He pushed up off the ground and loomed over me. Slash stared down at me for a second and then he removed his shirt.
“Stop,” I said. “You can’t—you won’t make this better with sex. That’s what you do, right? Every time I ask a question about your tattoos or your past, you distract me with sex and sweetness.”
His eyes were dull as he pointed to the heart clock tattoo. “This was the time they died.”
“They?”
“My wife…” He clenched his jaw. “And my daughter.”
He’d had a child.
A daughter.
My hands instinctively went to my belly in a protective gesture.
“I didn’t tell you to keep it from you,” he said, his voice grave, like he’d swallowed glass and he was choking on his own blood. “I didn’t tell you because I can barely think about it without—”
“I want to know it all,” I said softly. “Everything about your life before me. I need to know. I deserve to know.”
He was silent for a long moment, but finally, he nodded. “My wi—Hazel was driving to visit her mother,” he said. “I was supposed to go with her, but at the last minute some club shit I had to take care of came up. I was part of the Coeur d’Alene club chapter at the time. I told Hazel I’d meet up with her in a few days.”
He ran a hand through his tangled salt-and-pepper hair and then spoke as though he’d already cried every tear a man could cry, “She was T-boned at an intersection by a semi that ran a red light. Our three-year-old daughter was in the back seat. Her name was Daisy.”
“Daisy,” I whispered, my heart cracking open.
“The driver was drunk. He died in the crash. His rig clipped a light pole and turned over on its side and caught fire while he was passed out. He took everything from me, but he paid with his life.”

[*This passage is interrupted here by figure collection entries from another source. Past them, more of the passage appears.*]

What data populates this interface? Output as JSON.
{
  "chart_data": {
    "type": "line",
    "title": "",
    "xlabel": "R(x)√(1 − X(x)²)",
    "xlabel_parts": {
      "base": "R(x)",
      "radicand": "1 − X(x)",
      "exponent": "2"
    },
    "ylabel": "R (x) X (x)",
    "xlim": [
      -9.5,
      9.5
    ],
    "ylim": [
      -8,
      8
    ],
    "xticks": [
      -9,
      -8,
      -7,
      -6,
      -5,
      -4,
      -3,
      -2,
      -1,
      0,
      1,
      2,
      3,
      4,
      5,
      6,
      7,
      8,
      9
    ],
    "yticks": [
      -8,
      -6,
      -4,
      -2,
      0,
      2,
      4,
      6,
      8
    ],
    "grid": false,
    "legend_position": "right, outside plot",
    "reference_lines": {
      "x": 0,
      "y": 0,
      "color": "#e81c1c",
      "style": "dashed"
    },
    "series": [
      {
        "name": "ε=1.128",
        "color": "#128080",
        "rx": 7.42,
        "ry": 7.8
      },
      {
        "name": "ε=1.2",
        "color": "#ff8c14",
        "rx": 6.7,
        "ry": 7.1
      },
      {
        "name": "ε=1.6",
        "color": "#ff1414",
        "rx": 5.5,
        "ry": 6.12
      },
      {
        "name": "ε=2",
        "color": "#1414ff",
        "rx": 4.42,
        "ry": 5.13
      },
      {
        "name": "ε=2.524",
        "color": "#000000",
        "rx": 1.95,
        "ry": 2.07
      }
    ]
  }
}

“Oh my God. This is why you never freaked out. This is why you want to be in the delivery room. This is why when I have my hormonal breakdowns, they don’t faze you. You’ve done all of this before.”
“Yeah. I have.”
I breathed deeply, trying to wrap my head around everything he was saying. “You’ve done this before,” I repeated. It needed repeating. I swallowed. “What did you…what happened…after?”
“The club was there for me, but I couldn’t stay in town. Everything reminded me of them. I went on the road, and I’ve been there ever since.”
He turned around and showed me his back. “I had a hazel tree inked onto my back when she became my Old Lady, and then when Daisy came along—”
“You had Daisy flowers tattooed on you,” I finished for him.
“Yeah. The tire swing, too.”
His tattoos made sense now, but only because I knew his story. A child’s tire swing hanging from the tree. An hourglass that held no sand because his wife and daughter’s time had run out.
The Grim Reaper, the harbinger of death.
“Is that why you stayed?” I asked him, tracing the ink on his shoulder blade. “When you found out I was pregnant?”
He hung his head. “I stayed, because for the first time in fifteen years I wanted someone that was worth staying for. I had the chance for some Goddamn happiness.”
I pressed my chest to his back and draped my arms around him.
“Were you ever going to tell me?” I asked softly.
“At some point, yeah. I just…”
“What?”
“Wanted more time with you. With us. Without all that other shit.”